While gene therapy holds promise, significant challenges and ethical concerns need addressing.

• Safety risks:
  • It faces challenges such as viral vector-induced immune responses, insertional mutagenesis raising cancer risk, and off-target effects with gene editing tools like CRISPR-Cas9.
  • Delivery issues, vector shedding, ectopic gene expression, suboptimal levels, and pre-existing immunity also impact safety and efficacy.
• Ethical implications: Gene therapies also raise several ethical questions:
  • Germline gene therapy has the potential for misuse to edit embryos for enhancing qualities instead of curing disease leading to ethical issues.
  • Privacy issues if genetic data is used to discriminate based on disease risks.
  • Justice and accessibility concerns given the high costs and expertise involved.
  • Commercialisation and patenting of gene therapies could restrict patient access.
  • Potential dual use of gene editing for biological weapons.
  • Uncertainties around long-term effects on future generations.

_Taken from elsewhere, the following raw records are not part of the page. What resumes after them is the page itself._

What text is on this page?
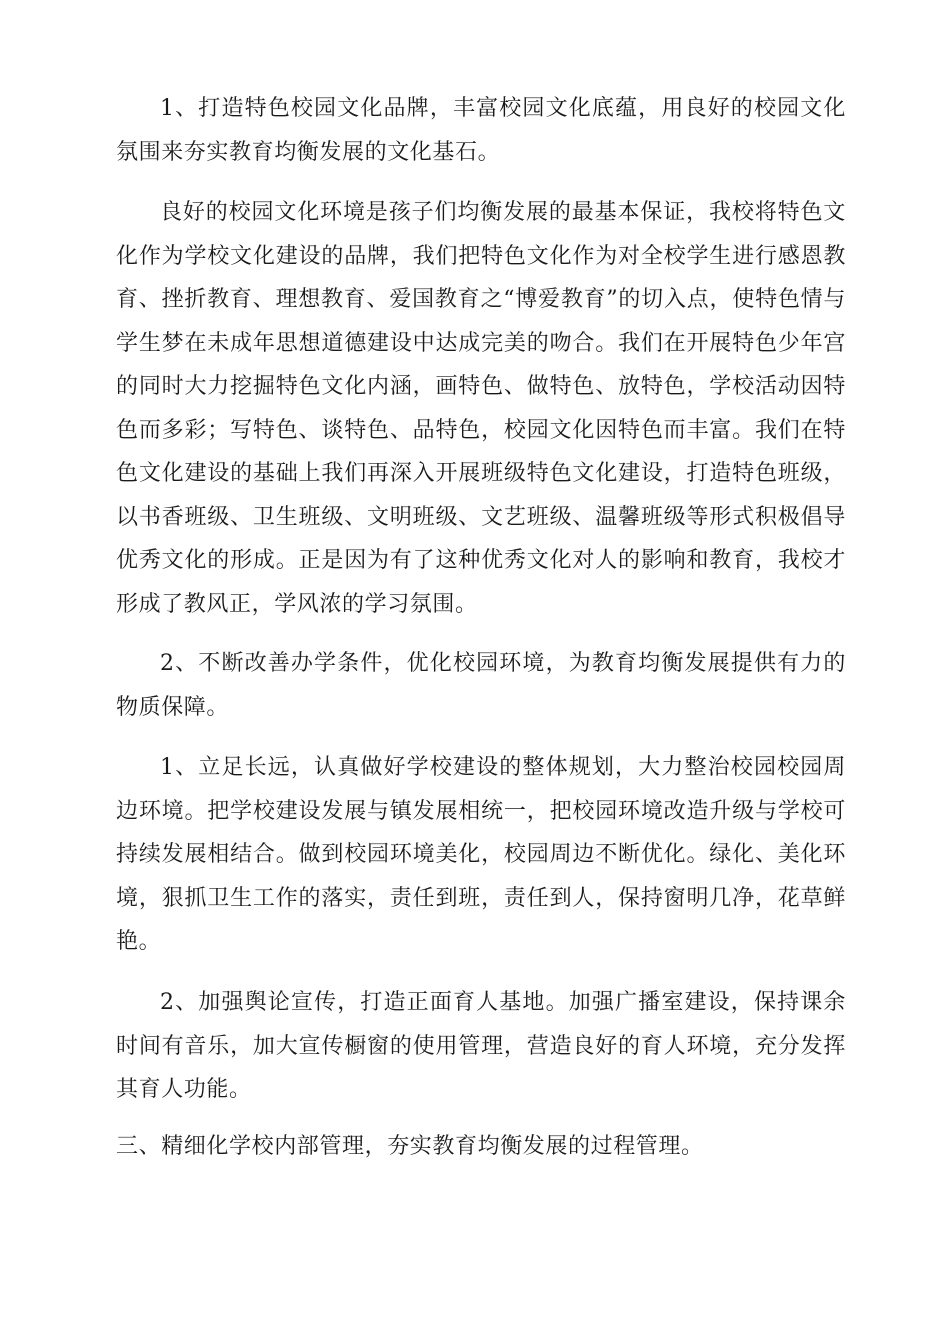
1、打造特色校园文化品牌，丰富校园文化底蕴，用良好的校园文化氛围来夯实教育均衡发展的文化基石。

良好的校园文化环境是孩子们均衡发展的最基本保证，我校将特色文化作为学校文化建设的品牌，我们把特色文化作为对全校学生进行感恩教育、挫折教育、理想教育、爱国教育之“博爱教育”的切入点，使特色情与学生梦在未成年思想道德建设中达成完美的吻合。我们在开展特色少年宫的同时大力挖掘特色文化内涵，画特色、做特色、放特色，学校活动因特色而多彩；写特色、谈特色、品特色，校园文化因特色而丰富。我们在特色文化建设的基础上我们再深入开展班级特色文化建设，打造特色班级，以书香班级、卫生班级、文明班级、文艺班级、温馨班级等形式积极倡导优秀文化的形成。正是因为有了这种优秀文化对人的影响和教育，我校才形成了教风正，学风浓的学习氛围。

2、不断改善办学条件，优化校园环境，为教育均衡发展提供有力的物质保障。

1、立足长远，认真做好学校建设的整体规划，大力整治校园校园周边环境。把学校建设发展与镇发展相统一，把校园环境改造升级与学校可持续发展相结合。做到校园环境美化，校园周边不断优化。绿化、美化环境，狠抓卫生工作的落实，责任到班，责任到人，保持窗明几净，花草鲜艳。

2、加强舆论宣传，打造正面育人基地。加强广播室建设，保持课余时间有音乐，加大宣传橱窗的使用管理，营造良好的育人环境，充分发挥其育人功能。

三、精细化学校内部管理，夯实教育均衡发展的过程管理。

Recent Advances in Gene Therapy

Gene therapy has made significant progress in recent years due to the development of new technologies and techniques. Here are some of the recent advances:

• Gene editing tools like CRISPR-Cas9 and base editors have enabled more precise and efficient gene targeting. Clinical trials using CRISPR are underway for sickle cell disease.
• Novel AAV virus capsids are being engineered for improved gene delivery to tissues like the brain, eye, liver etc.
• Nanoparticle delivery systems such aslipid nanoparticlesare emerging as safer non-viral vectors.
• Gene regulation techniques like optogenetics allow external control over gene expression using light.
• High-throughput screening enables the rapid discovery of gene targets and optimises delivery vectors.

Way Forward

Gene therapy requires more research to address challenges and risks. Progress in delivery, safety, and efficacy is promising. Diseases like sickle cell anaemia and beta-thalassemia could be cured soon. Combining with CRISPR, TALENs, and CAR-T cells expands possibilities. It signifies a new era in molecular medicine alongside precision diagnostics.

• Gene therapy also enables regenerative approaches with stem cells. Increased funding, collaboration, trials, and regulation are crucial for advancement.
• Technical, ethical, and cost-related issues must be tackled for real-world impact on patients.